Mesajı Okuyun
Old 13-11-2010, 01:17   #4
censor86

 
Varsayılan

Şahsi kanaatim adli yargıda dava açılması yönündedir. Olayda hizmet kusuru olduğunu düşünmemekteyim. Çünkü hizmet kusuru, hizmetin kendi iç yapısındaki işleyişinde, oluşumunda ya da kuruluşunda meydana gelen aksaklıktan doğan kusurdur. Yani zararın hizmetin kendi iç özellikleri ve teşkilatnaşından kaynaklanmalıdır. Sizin anlattığınız olayda ise belediye işçisi itfaiye memurunun kişisel kusuru mevcuttur. Olaydaki zarar işçinin kendi kişisel kusuru nedeniyle hasara neden olmasıyla oluşmuştur.
Kişisel kusur; hizmetten kolaylıkla ayrılabilen hizmete yabancı olan bir olaydan zararın meydana gelmesidir.

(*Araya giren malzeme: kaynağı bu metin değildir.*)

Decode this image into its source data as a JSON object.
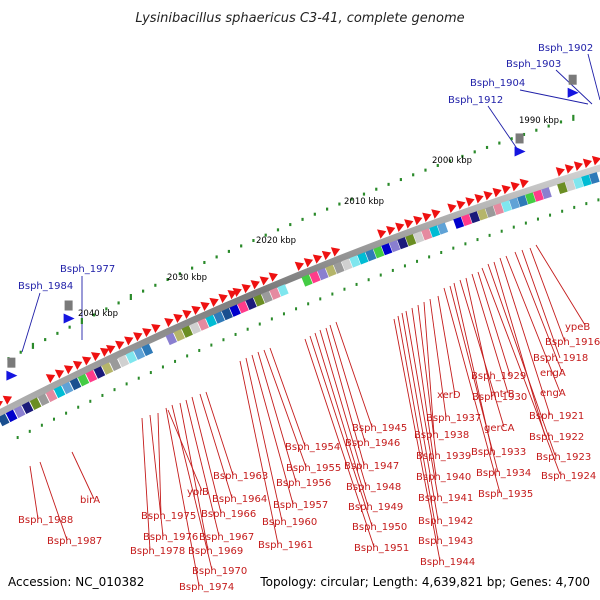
{
  "title": "Lysinibacillus sphaericus C3-41, complete genome",
  "footer": {
    "accession": "Accession: NC_010382",
    "topology": "Topology: circular; Length: 4,639,821 bp; Genes: 4,700"
  },
  "scale_labels": [
    "1990 kbp",
    "2000 kbp",
    "2010 kbp",
    "2020 kbp",
    "2030 kbp",
    "2040 kbp"
  ],
  "upper_labels": [
    "Bsph_1902",
    "Bsph_1903",
    "Bsph_1904",
    "Bsph_1912",
    "Bsph_1977",
    "Bsph_1984"
  ],
  "lower_labels": [
    "ypeB",
    "Bsph_1916",
    "Bsph_1918",
    "engA",
    "engA",
    "Bsph_1921",
    "Bsph_1922",
    "Bsph_1923",
    "Bsph_1924",
    "Bsph_1929",
    "mtrB",
    "Bsph_1930",
    "gerCA",
    "Bsph_1933",
    "Bsph_1934",
    "Bsph_1935",
    "xerD",
    "Bsph_1937",
    "Bsph_1938",
    "Bsph_1939",
    "Bsph_1940",
    "Bsph_1941",
    "Bsph_1942",
    "Bsph_1943",
    "Bsph_1944",
    "Bsph_1945",
    "Bsph_1946",
    "Bsph_1947",
    "Bsph_1948",
    "Bsph_1949",
    "Bsph_1950",
    "Bsph_1951",
    "Bsph_1954",
    "Bsph_1955",
    "Bsph_1956",
    "Bsph_1957",
    "Bsph_1960",
    "Bsph_1961",
    "Bsph_1963",
    "Bsph_1964",
    "Bsph_1966",
    "Bsph_1967",
    "Bsph_1969",
    "Bsph_1970",
    "Bsph_1974",
    "ypiB",
    "Bsph_1975",
    "Bsph_1976",
    "Bsph_1978",
    "birA",
    "Bsph_1987",
    "Bsph_1988"
  ],
  "colors": {
    "cds_arrow": "#ee1111",
    "label_red": "#c41b1b",
    "label_blue": "#1f1fa8",
    "tick": "#2a8a2a",
    "ring": "#8a8a8a"
  }
}
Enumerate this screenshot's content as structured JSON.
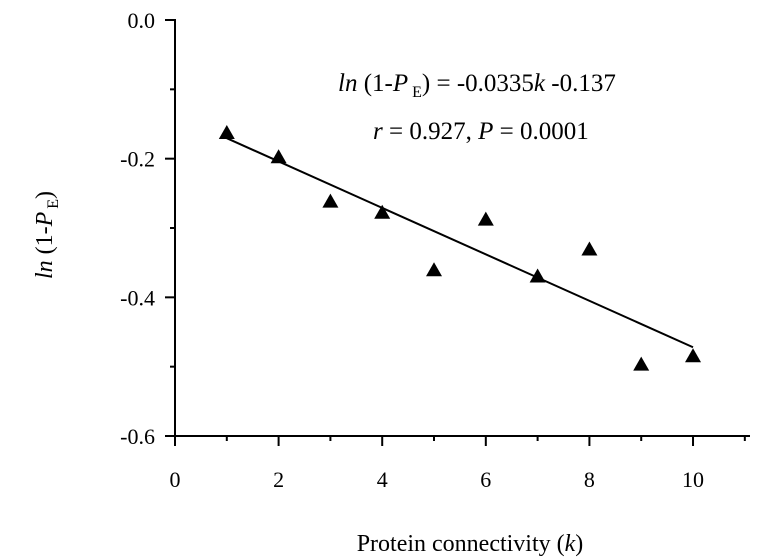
{
  "chart_data": {
    "type": "scatter",
    "xlabel": {
      "prefix": "Protein connectivity (",
      "symbol": "k",
      "suffix": ")"
    },
    "ylabel": {
      "fn": "ln",
      "open": " (1-",
      "symbol": "P",
      "subscript": "E",
      "close": ")"
    },
    "xlim": [
      0,
      11.1
    ],
    "ylim": [
      -0.6,
      0.0
    ],
    "x_ticks": [
      0,
      2,
      4,
      6,
      8,
      10
    ],
    "x_tick_labels": [
      "0",
      "2",
      "4",
      "6",
      "8",
      "10"
    ],
    "y_ticks": [
      0.0,
      -0.2,
      -0.4,
      -0.6
    ],
    "y_tick_labels": [
      "0.0",
      "-0.2",
      "-0.4",
      "-0.6"
    ],
    "grid": false,
    "marker": "triangle",
    "series": [
      {
        "points": [
          {
            "x": 1,
            "y": -0.163
          },
          {
            "x": 2,
            "y": -0.198
          },
          {
            "x": 3,
            "y": -0.262
          },
          {
            "x": 4,
            "y": -0.278
          },
          {
            "x": 5,
            "y": -0.361
          },
          {
            "x": 6,
            "y": -0.288
          },
          {
            "x": 7,
            "y": -0.37
          },
          {
            "x": 8,
            "y": -0.331
          },
          {
            "x": 9,
            "y": -0.497
          },
          {
            "x": 10,
            "y": -0.485
          }
        ]
      }
    ],
    "regression": {
      "slope": -0.0335,
      "intercept": -0.137,
      "x_range": [
        1,
        10
      ]
    },
    "annotation": {
      "line1": {
        "fn": "ln",
        "open": " (1-",
        "symbol": "P",
        "subscript": "E",
        "rest": ") = -0.0335",
        "k": "k",
        "tail": " -0.137"
      },
      "line2": {
        "r": "r",
        "r_value": " = 0.927,  ",
        "p": "P",
        "p_value": " = 0.0001"
      }
    }
  }
}
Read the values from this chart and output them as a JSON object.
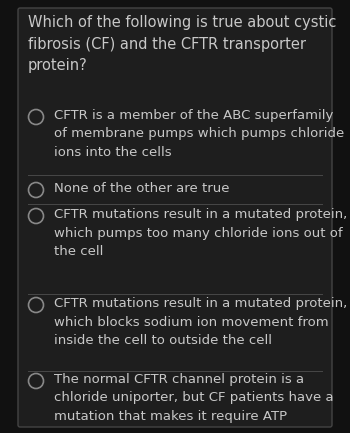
{
  "bg_color": "#111111",
  "card_bg": "#1e1e1e",
  "border_color": "#444444",
  "text_color": "#c8c8c8",
  "line_color": "#484848",
  "circle_edge_color": "#888888",
  "question": "Which of the following is true about cystic\nfibrosis (CF) and the CFTR transporter\nprotein?",
  "options": [
    "CFTR is a member of the ABC superfamily\nof membrane pumps which pumps chloride\nions into the cells",
    "None of the other are true",
    "CFTR mutations result in a mutated protein,\nwhich pumps too many chloride ions out of\nthe cell",
    "CFTR mutations result in a mutated protein,\nwhich blocks sodium ion movement from\ninside the cell to outside the cell",
    "The normal CFTR channel protein is a\nchloride uniporter, but CF patients have a\nmutation that makes it require ATP"
  ],
  "question_fontsize": 10.5,
  "option_fontsize": 9.5,
  "figsize": [
    3.5,
    4.33
  ],
  "dpi": 100
}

Herşeyden önce idarece yürütülen bir "hizmet" olayda yoktur. İlan asımını bir idari hizmet olarak görmek mümkün değildir. Direğin yıkılmasına işçinin dikkatsiz davranması nedeniyle oluşmuştur. Hizmetin niteliğinden kaynaklanan bir husus yoktur.
İkinci olarak idarenin kusursuz sorumluluğu asla müvcut değildir. Kanun kusursuz sorumluluk hallerini açıkça belirtmiştir. Bunlar; idarenin niteliği gereği tehlikeli faaliyetler yürütmesinden kaynaklanan sorumluluk, mesleki risk,sosyal risk ve kamu külfetleri karşısında eşitlik ilkesidir. Somut olay bunlardan hiçbirine uymamaktadır.

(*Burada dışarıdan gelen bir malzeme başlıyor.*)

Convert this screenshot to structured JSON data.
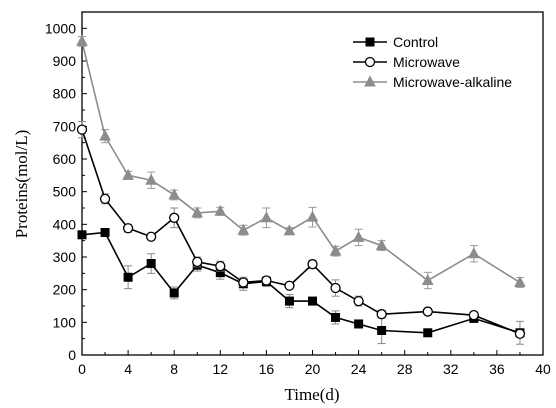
{
  "chart_data": {
    "type": "line",
    "xlabel": "Time(d)",
    "ylabel": "Proteins(mol/L)",
    "xlim": [
      0,
      40
    ],
    "ylim": [
      0,
      1050
    ],
    "xticks": [
      0,
      4,
      8,
      12,
      16,
      20,
      24,
      28,
      32,
      36,
      40
    ],
    "xtick_labels": [
      "0",
      "4",
      "8",
      "12",
      "16",
      "20",
      "24",
      "28",
      "32",
      "36",
      "40"
    ],
    "yticks": [
      0,
      100,
      200,
      300,
      400,
      500,
      600,
      700,
      800,
      900,
      1000
    ],
    "ytick_labels": [
      "0",
      "100",
      "200",
      "300",
      "400",
      "500",
      "600",
      "700",
      "800",
      "900",
      "1000"
    ],
    "grid": false,
    "legend_position": "top-right",
    "series": [
      {
        "name": "Control",
        "color": "#000000",
        "marker": "square-filled",
        "x": [
          0,
          2,
          4,
          6,
          8,
          10,
          12,
          14,
          16,
          18,
          20,
          22,
          24,
          26,
          30,
          34,
          38
        ],
        "y": [
          368,
          375,
          238,
          280,
          190,
          275,
          252,
          218,
          225,
          165,
          165,
          115,
          95,
          75,
          68,
          112,
          68
        ],
        "err": [
          5,
          8,
          35,
          30,
          18,
          18,
          20,
          20,
          15,
          20,
          12,
          20,
          10,
          40,
          5,
          8,
          35
        ]
      },
      {
        "name": "Microwave",
        "color": "#000000",
        "marker": "circle-open",
        "x": [
          0,
          2,
          4,
          6,
          8,
          10,
          12,
          14,
          16,
          18,
          20,
          22,
          24,
          26,
          30,
          34,
          38
        ],
        "y": [
          690,
          478,
          388,
          362,
          420,
          285,
          272,
          222,
          228,
          212,
          278,
          205,
          165,
          125,
          133,
          122,
          65
        ],
        "err": [
          25,
          15,
          12,
          8,
          30,
          15,
          15,
          12,
          10,
          8,
          12,
          25,
          15,
          12,
          10,
          10,
          10
        ]
      },
      {
        "name": "Microwave-alkaline",
        "color": "#8c8c8c",
        "marker": "triangle-filled",
        "x": [
          0,
          2,
          4,
          6,
          8,
          10,
          12,
          14,
          16,
          18,
          20,
          22,
          24,
          26,
          30,
          34,
          38
        ],
        "y": [
          960,
          670,
          550,
          535,
          490,
          435,
          440,
          382,
          420,
          380,
          422,
          318,
          360,
          335,
          228,
          310,
          222
        ],
        "err": [
          15,
          20,
          12,
          25,
          15,
          15,
          12,
          15,
          30,
          10,
          30,
          15,
          25,
          15,
          25,
          25,
          15
        ]
      }
    ]
  }
}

KAldı ki idari yargının görevine girdiği kabul edilse bile doğrudan tam yargı davası açılamaz. Zararın doğrudan doğruya (salt) bir idari eylemden kaynaklandığı kabul edilse bile öncelikle idareden "önkarar" alınması gereklidir.
İşi garantiye almak için size nacizhane tavsiyem; İYUK md 9'u uygulayarak işi garantiye almanızdır. Maddede belirtildiği üzere idari yargıda dava açma süresi içerisinde adli yargıda dava açılır ve adli mahkeme idari yargının görevine girdiği gerekçesiyle görevsizlik kararı verirse. Bu kararın kesinleşmesinden itibaren 30 gün içinde idari yargıda dava açılabilmektedir.
Somut olayın adli yargının görevi alanına girdiğini düşünmekle birliktew İYUK md 9 sanırımki en temkinli ve güvenli yoldur. Adli yargıda açın davanızı eğer görevsizlik verilirse 9. mdye dayanarak davanızı idari yargıda sürdüre bilirsiniz hatta bu durumda idareden önkarar bile alınması gerekmemektedir. Burada püf noktası ise adli yargıda dava açacağınız süre "idari" yargıdaki dava açma süresidir adli değildir.